My Dad, blowing out my perm . . .
Growing up, our family didn’t have much but we had ritual. Every Saturday morning, my dad and I would collect the change we earned from recycling soda cans all week and drive to the donut shop. That was our splurge. I always went for the one with rainbow sprinkles.
Those drives were more than sweet treats. They were small pockets of time where my dad asked big questions. Sometimes they were funny or unexpected (like whether kissing a boy had any actual benefit), but often they were quietly philosophical.
One morning, donut in hand, we were walking through our neighborhood when he turned to me and asked, “What do you want to do with your life?”
I didn’t know. I was young. That question felt too big. But he didn’t let up. He told me to listen to my heart, to pay attention to what made me light up inside.
“I like helping people,” I said. “And I love being creative.”
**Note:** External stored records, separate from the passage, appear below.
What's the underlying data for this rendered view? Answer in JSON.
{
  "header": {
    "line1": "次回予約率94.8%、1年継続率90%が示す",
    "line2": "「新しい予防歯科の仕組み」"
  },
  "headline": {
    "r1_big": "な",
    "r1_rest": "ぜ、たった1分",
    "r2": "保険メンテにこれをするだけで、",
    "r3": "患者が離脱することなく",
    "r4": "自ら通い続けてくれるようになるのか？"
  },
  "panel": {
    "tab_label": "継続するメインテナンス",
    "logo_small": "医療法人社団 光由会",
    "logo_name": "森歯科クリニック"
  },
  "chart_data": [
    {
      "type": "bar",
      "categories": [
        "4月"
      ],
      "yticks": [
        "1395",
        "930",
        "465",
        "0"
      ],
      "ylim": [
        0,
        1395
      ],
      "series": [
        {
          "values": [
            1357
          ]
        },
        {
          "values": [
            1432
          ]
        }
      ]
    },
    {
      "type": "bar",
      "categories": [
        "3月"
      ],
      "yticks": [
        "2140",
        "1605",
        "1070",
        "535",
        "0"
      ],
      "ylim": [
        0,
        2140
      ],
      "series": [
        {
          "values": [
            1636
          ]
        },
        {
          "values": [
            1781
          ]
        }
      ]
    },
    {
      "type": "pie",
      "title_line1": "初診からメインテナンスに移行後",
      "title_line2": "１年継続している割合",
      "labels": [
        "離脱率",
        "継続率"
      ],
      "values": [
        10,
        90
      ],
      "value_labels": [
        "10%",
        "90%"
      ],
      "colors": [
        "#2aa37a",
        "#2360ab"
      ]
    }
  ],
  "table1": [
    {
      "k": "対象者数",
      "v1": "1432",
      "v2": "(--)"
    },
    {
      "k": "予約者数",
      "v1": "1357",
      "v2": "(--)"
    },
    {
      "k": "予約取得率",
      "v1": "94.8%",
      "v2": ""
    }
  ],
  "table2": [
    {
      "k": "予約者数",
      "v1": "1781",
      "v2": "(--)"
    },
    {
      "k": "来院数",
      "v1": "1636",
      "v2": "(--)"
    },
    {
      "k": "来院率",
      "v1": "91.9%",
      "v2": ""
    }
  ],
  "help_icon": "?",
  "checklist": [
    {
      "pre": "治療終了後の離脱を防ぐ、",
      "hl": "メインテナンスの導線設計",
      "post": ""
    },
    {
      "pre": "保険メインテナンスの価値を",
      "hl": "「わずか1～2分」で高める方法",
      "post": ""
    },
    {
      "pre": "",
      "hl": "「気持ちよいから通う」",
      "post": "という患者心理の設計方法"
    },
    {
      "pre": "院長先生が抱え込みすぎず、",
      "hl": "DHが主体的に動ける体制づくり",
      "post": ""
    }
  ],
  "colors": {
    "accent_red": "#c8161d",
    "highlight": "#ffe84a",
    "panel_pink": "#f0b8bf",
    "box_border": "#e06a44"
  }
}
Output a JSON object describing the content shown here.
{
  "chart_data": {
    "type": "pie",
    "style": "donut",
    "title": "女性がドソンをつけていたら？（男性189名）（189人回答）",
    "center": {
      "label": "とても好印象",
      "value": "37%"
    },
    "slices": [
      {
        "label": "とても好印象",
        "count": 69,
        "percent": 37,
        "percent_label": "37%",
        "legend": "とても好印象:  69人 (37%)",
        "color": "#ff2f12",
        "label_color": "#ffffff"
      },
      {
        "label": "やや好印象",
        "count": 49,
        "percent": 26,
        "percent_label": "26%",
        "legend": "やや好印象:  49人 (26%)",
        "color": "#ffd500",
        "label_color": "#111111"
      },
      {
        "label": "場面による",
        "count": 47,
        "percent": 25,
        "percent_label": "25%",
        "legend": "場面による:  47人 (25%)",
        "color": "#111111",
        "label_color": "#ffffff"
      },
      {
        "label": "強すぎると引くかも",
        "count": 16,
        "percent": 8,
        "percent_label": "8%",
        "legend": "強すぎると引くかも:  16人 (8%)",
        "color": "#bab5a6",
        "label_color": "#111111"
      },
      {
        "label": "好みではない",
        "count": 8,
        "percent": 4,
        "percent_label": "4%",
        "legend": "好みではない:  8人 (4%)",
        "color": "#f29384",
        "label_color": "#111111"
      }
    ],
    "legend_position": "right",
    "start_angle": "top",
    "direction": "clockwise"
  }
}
He smiled. “That’s a good start. Follow where that leads you.”
That conversation stuck with me.
Later, I told my mom about it. She paused and said, “You’ve always loved doing hair... ever since you were little.” She reminded me how I used to beg to brush and braid my sister’s hair, and how she herself had done hair for all five of us growing up. I admired her so much for doing that. I had only been to a salon once in my life, but when I thought about it, the idea of getting to play with hair all day lit me up.
That memory sparked something. Hair could be my bridge between creativity and helping people. It might not be the final destination, but it felt like a solid first step. So I worked for it. I took a second job, waiting tables at IHOP for the early morning shifts and hosting at the nicest restaurant in town for the evening shifts. I saved for beauty school and for my first car, a white Geo Metro. It wasn’t much, but it was mine.
I got into school, made it to orientation, and was ready to begin when my car broke down. I didn’t have the money to fix it and pay tuition. I was devastated.
I went to the school and told my teacher I’d have to postpone. She asked me what had drawn me to go to beauty school in the first place. I told her the story about my dad and how this felt like a way to follow the things I loved creativity and helping others. She paused for a moment, then said, “What if we break your tuition into monthly payments?”
I cried. I said that would be amazing.
It was like the universe was whispering, This is the way. Keep going.
I didn’t know then if hair would be my forever calling, but I knew it was my next right thing. And then came the day I knew.
Our school was hosting a makeover day for women from a local shelter. We were each assigned someone to prep for an upcoming job interview.
My guest had thick, wiry, black hair and eyes that never left the floor. When she sat in my chair, she turned away from the mirror. I didn’t want her to feel unseen, so I gently turned her chair around and sat eye-level on a stool.
I asked, “When’s the last time you loved your hair?”
She didn’t answer at first, but then pulled a photo from her wallet. It was a younger version of her, maybe a teenager. She said she liked her hair in that picture.
I smiled. “Let’s start there.”
As I worked, the air between us softened. She began to relax. We weren’t just hairstylist and client anymore. We were two women, sharing a quiet kind of hope.
When I finished, I didn’t spin her around right away. I looked into her eyes and said, “You’re beautiful. No one can take that from you. Remember that.”
Then I turned the chair.
What happened next lives in my bones.
She looked at herself. At first, silence. Then, recognition. Light. Joy. A tear rolled down her cheek. She hadn’t seen herself in a long time. But I had. From the beginning.
That moment became my anchor.
It’s what I return to, even now, 25 years in, when I forget why I do this or wonder if it still matters.
Because beauty isn’t vanity. It’s remembering. It’s returning. It’s being reminded of who you are when the world has made you forget.
That day, I knew: This is it. This is what I’m meant to do.